Formas de segregação
A segregação racial pode dar-se de maneira formal e informal, por meio de leis, repressão violenta ou de regras culturais de convivência.
Se observarmos países em que ocorreu segregação institucional, como a África do Sul, veremos que, durante o apartheid, havia uma legislação discriminatória nas mais diversas áreas; remoções forçadas; detenções sem julgamento; repressão estatal à livre circulação por meio de leis de passe, pelas quais só seria possível ir a determinadas regiões portando autorização que deliberadamente não era concedida; e proibições sociais e econômicas, como realizar casamentos inter-raciais, frequentar lugares públicos e candidatar-se a trabalhos industriais.
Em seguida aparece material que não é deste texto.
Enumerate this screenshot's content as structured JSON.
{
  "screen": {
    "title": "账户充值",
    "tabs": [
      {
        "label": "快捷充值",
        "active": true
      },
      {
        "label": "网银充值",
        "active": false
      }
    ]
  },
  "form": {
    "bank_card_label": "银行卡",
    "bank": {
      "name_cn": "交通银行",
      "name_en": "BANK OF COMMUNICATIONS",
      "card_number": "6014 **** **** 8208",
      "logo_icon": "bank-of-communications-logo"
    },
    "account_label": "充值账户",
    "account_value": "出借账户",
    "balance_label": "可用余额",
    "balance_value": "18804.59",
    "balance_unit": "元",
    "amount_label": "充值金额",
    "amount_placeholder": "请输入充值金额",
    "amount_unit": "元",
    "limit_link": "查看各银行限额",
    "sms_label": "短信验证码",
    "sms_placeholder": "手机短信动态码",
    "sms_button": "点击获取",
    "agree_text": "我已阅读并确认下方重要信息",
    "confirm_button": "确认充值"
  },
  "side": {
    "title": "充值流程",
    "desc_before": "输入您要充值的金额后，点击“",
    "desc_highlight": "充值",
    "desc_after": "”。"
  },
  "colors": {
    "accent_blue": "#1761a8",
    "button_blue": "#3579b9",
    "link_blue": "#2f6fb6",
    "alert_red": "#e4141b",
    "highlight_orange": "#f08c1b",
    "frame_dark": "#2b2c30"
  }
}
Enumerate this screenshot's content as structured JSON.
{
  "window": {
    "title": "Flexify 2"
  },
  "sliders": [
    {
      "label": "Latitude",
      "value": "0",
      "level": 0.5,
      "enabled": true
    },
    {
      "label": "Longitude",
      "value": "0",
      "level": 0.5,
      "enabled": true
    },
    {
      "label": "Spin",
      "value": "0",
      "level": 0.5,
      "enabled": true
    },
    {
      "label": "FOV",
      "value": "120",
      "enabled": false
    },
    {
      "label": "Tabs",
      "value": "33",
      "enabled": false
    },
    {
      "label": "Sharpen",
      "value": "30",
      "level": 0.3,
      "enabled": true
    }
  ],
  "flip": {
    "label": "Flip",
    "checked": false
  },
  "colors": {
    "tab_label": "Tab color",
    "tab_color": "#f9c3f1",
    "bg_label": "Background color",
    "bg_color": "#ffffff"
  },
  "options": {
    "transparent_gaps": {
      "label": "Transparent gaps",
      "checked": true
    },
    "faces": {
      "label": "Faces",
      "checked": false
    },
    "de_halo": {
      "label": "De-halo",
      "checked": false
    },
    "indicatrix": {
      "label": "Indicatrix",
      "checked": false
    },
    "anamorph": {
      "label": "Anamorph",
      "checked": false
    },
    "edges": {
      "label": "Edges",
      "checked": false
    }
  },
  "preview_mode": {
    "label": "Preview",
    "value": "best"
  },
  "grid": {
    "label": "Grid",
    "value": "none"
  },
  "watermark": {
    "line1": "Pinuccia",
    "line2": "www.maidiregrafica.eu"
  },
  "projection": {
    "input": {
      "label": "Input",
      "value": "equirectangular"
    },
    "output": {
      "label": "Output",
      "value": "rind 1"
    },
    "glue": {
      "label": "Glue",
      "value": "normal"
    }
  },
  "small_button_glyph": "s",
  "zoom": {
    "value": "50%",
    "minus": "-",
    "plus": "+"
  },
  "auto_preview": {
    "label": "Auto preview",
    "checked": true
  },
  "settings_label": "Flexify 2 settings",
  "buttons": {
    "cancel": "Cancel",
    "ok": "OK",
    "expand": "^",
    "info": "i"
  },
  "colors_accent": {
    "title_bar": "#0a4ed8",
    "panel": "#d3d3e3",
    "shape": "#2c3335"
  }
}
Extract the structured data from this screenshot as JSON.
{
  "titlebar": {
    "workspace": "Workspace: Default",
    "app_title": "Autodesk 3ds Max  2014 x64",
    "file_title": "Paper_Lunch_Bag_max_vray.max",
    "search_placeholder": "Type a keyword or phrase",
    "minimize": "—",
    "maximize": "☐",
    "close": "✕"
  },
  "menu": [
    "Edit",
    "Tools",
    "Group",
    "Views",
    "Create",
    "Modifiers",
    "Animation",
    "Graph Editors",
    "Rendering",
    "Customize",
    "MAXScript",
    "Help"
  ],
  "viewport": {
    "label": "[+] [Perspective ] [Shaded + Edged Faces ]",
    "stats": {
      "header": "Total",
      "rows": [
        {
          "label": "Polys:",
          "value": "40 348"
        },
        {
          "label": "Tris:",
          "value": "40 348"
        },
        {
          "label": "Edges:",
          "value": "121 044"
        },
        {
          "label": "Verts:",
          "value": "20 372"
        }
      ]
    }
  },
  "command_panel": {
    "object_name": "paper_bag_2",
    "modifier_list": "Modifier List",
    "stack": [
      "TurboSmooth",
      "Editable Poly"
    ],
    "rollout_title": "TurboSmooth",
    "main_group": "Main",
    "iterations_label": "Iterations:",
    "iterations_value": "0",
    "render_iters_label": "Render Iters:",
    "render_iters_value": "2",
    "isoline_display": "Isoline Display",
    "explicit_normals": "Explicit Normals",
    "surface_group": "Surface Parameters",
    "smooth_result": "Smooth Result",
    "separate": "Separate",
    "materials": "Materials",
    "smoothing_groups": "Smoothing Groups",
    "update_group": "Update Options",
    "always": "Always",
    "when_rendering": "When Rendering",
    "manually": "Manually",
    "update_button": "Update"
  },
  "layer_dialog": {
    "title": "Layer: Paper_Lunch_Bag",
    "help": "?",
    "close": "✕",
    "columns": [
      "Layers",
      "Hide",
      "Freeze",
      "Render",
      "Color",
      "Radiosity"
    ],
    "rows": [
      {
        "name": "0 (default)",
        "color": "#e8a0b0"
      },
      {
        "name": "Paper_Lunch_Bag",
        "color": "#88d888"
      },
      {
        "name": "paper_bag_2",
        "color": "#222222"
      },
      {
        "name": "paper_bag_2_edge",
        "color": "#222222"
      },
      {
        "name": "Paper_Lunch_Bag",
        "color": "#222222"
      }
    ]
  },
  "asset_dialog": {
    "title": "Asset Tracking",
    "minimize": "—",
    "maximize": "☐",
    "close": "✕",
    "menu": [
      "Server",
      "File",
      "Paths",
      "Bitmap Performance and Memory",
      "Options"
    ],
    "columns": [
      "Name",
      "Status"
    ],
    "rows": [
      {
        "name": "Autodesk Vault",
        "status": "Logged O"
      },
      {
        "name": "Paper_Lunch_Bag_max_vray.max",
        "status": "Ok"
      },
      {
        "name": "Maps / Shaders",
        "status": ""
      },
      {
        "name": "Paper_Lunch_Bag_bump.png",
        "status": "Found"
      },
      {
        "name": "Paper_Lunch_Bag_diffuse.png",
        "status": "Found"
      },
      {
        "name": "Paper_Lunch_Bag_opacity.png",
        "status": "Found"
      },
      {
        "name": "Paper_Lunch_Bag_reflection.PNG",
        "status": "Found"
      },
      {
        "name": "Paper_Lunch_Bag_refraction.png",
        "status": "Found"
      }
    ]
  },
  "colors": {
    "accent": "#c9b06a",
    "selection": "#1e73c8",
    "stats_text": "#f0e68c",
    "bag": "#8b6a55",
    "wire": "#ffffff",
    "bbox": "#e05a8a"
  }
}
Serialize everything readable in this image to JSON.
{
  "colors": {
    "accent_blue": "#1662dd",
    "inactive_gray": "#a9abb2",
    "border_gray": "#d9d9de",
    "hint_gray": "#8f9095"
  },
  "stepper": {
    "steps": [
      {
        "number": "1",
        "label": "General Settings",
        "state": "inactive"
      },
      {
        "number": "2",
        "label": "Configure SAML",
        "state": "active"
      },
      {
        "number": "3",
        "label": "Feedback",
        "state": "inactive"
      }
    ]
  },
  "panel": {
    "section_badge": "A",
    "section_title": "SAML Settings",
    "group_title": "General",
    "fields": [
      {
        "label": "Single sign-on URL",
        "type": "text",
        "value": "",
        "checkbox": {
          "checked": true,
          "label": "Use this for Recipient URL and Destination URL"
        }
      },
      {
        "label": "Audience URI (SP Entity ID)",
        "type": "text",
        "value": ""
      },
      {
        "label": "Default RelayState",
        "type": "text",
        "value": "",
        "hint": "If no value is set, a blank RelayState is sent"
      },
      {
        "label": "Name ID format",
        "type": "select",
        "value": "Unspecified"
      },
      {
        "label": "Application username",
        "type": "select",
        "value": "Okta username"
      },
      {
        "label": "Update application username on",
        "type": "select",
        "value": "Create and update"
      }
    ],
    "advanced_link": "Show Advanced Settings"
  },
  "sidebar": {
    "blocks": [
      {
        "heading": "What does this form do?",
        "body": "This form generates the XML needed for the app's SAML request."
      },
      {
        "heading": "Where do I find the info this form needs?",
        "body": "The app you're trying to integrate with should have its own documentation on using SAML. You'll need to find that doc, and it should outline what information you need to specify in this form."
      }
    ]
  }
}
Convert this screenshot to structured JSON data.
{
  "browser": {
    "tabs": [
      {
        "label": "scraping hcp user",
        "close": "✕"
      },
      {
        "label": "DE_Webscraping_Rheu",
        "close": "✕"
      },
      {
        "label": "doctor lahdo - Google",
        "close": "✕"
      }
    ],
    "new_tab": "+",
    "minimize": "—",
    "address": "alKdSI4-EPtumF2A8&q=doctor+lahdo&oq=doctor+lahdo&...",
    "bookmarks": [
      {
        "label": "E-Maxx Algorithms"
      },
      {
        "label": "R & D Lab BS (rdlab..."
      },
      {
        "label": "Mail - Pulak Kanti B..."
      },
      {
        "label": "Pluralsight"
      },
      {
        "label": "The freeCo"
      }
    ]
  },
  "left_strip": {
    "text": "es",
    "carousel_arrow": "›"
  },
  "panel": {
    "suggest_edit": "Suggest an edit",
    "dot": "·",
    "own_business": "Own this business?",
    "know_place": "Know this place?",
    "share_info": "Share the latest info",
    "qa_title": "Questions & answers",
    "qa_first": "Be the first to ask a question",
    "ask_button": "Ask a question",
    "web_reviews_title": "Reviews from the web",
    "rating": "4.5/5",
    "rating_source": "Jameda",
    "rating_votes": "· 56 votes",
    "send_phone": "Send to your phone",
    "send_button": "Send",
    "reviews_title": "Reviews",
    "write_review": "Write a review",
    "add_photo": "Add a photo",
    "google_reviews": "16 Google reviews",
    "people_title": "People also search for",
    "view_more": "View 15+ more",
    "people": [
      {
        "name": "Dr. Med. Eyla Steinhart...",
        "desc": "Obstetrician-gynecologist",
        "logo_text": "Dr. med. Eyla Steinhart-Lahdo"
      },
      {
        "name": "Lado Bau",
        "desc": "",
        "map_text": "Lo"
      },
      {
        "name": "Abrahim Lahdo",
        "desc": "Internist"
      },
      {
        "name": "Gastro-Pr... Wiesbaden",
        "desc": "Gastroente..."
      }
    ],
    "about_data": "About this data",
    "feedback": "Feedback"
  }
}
As formas culturais de segregação manifestam-se sem necessariamente valer-se de dispositivos legais ou repressão para que sejam cumpridas. Sua força reside em constranger indivíduos segregados a compreenderem sua exclusão como consequência de erros pessoais ou como um destino natural reservado a eles. Elas se somam a mecanismos institucionais que bloqueiam, por exemplo, a ascensão econômica, intelectual e política de determinados grupos étnicos.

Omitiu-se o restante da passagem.